Ave war in jeglicher Bewegung erstarrt. Er konnte nicht fassen, was sie ihm erzählt hat. Natürlich gingen diese Männer hier nicht zimperlich mit den Mädchen um. Die jungen Frauen mussten hier viel ertragen, aber das war etwas, das zu weit ging.
Langsam ließ er sie los und schob vorsichtig den Morgenmantel von ihrem Bein.
Ihr Oberschenkel bis hoch zu ihrer Hüfte war übersäht mit blauen Flecken. Erst jetzt bemerkte er auch die dunklen Abdrücke an ihren Handgelenken.  Sanft zog er den feinen Morgenmantel von ihrer Schulter und blickte auf ein grobes Muster von Flecken in zarten Gelb- und Lilatönen, verstreut über ihren Hals und ihrem Dekolleté.
Ave musste sich vor ihr zusammenreißen. Wenn dieser Kerl jetzt vor ihm gestanden hätte, er hätte ihn eiskalt erschossen. Ohne zu zögern. Aber stattdessen lief er irgendwo herum und ergötzte sich an seiner Tat.
Colby ließ sich zurück auf ihr Kissen sinken und sah ihn an. Sie war betäubt von dem Gift, das durch ihre Adern floss. Mit dem Handrücken wischte sie sich die Tränen weg und verwischte ihre Schminke dabei nur noch mehr.
„Wie geht es dir körperlich? Hast du Schmerzen?“, wollte Ave wissen.
Die junge Frau schüttelte schwach den Kopf. „Nein. Ok, eigentlich ja, aber…gerade merke ich davon nicht so viel“, sagte sie.

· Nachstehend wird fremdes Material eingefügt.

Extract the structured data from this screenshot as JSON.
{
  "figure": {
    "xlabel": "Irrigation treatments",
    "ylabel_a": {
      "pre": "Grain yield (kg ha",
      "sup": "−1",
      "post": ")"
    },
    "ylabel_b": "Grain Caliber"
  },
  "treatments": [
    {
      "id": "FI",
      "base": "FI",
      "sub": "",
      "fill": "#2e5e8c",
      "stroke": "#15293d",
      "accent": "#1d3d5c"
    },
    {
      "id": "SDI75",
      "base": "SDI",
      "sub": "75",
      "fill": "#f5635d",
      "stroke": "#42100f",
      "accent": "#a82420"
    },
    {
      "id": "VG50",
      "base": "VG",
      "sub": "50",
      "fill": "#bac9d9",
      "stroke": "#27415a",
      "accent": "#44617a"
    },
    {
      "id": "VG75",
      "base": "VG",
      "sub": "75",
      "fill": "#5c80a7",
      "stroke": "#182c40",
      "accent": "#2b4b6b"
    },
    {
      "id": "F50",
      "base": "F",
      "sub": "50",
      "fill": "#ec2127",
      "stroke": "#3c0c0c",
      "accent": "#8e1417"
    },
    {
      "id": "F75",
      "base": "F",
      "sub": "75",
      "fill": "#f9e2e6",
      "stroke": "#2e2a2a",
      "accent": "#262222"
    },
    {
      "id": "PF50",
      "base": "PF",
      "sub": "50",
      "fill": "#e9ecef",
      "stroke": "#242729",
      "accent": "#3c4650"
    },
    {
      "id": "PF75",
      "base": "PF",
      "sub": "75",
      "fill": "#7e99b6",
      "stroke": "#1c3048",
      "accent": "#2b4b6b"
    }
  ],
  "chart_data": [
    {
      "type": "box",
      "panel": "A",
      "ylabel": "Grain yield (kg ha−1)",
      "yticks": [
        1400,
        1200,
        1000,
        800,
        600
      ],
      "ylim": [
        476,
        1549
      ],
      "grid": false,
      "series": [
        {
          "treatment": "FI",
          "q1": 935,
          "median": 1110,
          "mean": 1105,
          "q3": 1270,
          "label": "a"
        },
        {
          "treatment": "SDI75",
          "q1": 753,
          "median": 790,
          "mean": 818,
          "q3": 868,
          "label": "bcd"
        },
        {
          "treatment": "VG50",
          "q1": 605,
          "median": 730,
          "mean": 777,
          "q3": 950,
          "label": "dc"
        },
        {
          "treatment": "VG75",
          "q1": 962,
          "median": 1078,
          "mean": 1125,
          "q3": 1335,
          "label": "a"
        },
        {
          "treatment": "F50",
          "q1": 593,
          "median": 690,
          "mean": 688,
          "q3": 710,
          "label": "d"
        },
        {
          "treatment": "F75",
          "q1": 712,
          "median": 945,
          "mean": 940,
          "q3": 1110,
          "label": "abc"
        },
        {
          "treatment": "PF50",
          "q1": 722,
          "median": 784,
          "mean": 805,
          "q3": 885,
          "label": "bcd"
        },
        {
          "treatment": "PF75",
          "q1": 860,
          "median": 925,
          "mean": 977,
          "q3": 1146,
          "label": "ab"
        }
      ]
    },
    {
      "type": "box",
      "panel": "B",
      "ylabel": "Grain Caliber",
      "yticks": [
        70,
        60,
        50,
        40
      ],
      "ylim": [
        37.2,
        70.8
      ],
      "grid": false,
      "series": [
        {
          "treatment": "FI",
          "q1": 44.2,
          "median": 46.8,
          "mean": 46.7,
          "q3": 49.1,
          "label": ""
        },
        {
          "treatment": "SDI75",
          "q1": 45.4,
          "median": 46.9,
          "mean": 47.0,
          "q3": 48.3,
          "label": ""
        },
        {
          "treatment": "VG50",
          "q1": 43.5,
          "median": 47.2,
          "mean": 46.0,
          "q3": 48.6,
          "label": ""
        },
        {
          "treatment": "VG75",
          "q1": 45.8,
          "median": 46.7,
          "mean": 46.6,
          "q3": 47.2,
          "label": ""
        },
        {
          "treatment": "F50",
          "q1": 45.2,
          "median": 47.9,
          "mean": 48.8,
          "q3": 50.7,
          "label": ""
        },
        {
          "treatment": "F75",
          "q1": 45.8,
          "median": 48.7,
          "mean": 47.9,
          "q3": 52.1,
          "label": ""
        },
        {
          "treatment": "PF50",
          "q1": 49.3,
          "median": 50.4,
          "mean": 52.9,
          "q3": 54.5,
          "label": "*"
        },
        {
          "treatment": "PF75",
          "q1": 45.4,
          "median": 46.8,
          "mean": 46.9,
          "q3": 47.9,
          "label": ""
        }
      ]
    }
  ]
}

Ave seufzte leise. Es gefiel ihm ganz und gar nicht, dass Colby von Corvins Goldstaub Gebrauch machte. Aber wenn es ihr für eine Weile die Schmerzen und Erinnerungen nahm, war das hier das Beste, das ihr in diesem Moment helfen konnte.
Ave verschränkten seine Finger mit ihren. „Es tut mir so leid Colby, dass ich dir nicht helfen kann“, gestand Ave mit einem schlechten Gewissen.
„Ich weiß, du würdest, wenn du könntest.“ Sie versuchte es mit einem schiefen Lächeln.
„Ich weiß nicht, wie ich heute Nacht arbeiten soll“, sagte sie leise.
„Das wirst du nicht“, antwortete Ave bestimmt. Als er den Einwand in ihrem Blick kommen sah, schüttelte er den Kopf. „Ich werde dafür sorgen, dass du die nächsten Tage deine Ruhe hast. Jemand hier schuldet mir noch etwas.“
Als er an diesen Kollegen dachte, dem er vor einiger Zeit aus einer unangenehmen Situation geholfen hatte, war er sich nicht sicher, ob er ihm wirklich trauen konnte. Aber das Risiko war es ihm in diesem Fall wert.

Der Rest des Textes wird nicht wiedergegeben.